The Apolithabatiformes (spinorays), an extinct order of rays from the Late Jurassic of primarily Europe, convergently evolved a guitarfish-like body plan, but likely diverged prior to rhinopristiforms.

== Characteristics ==
Species in the order Rhinopristiformes generally exhibit slow growth, late maturity, and low fecundity.
Alone or in combination, such features cause fishes in this group to be susceptible to extinction.

==Threats==
Rhinopristiformes are more prone to being caught in many different types of fishing equipment, including trawl, gillnet, seine net, and hook-and-line.

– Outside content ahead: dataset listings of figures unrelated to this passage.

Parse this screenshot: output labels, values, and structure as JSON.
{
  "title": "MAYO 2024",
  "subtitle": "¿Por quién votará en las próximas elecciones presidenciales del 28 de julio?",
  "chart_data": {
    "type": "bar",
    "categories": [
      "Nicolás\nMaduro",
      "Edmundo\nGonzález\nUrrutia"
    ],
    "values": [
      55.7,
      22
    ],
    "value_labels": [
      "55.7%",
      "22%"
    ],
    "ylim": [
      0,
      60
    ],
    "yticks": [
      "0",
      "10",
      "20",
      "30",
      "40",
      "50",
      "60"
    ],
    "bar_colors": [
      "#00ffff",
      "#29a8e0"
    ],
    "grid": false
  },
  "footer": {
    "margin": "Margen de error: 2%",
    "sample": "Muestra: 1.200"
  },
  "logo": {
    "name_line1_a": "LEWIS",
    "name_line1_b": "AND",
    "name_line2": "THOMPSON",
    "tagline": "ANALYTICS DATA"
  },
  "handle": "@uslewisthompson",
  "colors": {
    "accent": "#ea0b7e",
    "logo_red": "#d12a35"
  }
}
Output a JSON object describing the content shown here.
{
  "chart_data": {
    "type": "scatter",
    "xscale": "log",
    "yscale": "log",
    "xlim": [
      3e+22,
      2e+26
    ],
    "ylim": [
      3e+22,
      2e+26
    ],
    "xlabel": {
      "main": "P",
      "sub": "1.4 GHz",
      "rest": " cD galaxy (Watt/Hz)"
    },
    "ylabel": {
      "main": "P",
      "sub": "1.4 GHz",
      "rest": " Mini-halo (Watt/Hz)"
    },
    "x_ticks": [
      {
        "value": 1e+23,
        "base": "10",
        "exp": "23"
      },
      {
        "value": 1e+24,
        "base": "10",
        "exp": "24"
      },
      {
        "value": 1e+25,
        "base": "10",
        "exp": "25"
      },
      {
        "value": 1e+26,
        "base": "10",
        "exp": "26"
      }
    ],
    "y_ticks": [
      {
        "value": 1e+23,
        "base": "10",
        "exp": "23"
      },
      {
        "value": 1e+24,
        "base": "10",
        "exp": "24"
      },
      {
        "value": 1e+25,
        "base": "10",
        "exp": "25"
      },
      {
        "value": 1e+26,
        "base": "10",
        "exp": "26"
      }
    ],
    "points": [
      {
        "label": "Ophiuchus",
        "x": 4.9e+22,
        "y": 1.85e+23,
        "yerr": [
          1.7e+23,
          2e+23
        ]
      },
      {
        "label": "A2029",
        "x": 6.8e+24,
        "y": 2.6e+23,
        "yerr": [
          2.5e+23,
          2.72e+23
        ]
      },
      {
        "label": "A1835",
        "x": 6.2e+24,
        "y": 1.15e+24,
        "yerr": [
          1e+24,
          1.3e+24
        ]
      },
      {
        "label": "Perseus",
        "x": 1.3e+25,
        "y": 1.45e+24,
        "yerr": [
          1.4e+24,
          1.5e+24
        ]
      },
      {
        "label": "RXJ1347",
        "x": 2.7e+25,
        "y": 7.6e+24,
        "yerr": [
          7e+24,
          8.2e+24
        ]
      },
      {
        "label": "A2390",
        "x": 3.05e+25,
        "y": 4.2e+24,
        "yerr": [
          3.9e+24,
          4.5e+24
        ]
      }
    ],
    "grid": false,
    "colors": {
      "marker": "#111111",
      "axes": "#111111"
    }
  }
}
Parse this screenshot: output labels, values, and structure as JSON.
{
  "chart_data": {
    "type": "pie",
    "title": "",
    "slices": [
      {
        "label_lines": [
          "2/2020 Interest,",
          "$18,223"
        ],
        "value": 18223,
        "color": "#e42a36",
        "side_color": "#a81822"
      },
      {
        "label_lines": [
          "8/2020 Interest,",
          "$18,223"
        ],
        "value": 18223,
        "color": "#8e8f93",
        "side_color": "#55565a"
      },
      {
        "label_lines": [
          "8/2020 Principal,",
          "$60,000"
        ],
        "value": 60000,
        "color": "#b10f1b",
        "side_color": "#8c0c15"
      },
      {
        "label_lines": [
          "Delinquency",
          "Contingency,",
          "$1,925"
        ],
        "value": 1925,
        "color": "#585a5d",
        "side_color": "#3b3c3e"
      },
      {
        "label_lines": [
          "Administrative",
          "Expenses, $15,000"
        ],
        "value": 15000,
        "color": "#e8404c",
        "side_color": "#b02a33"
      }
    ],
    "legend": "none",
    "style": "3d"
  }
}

They are caught for their meat but most importantly their fins. While the meat is mostly consumed locally the white fins are a delicacy and highly sought after. They are the most valuable part of Rhinopristiformes therefore their fins are in high demand. Both the combination of overfishing and the high desire for their fins has caused the Rhinopristiformes population to rapidly decline.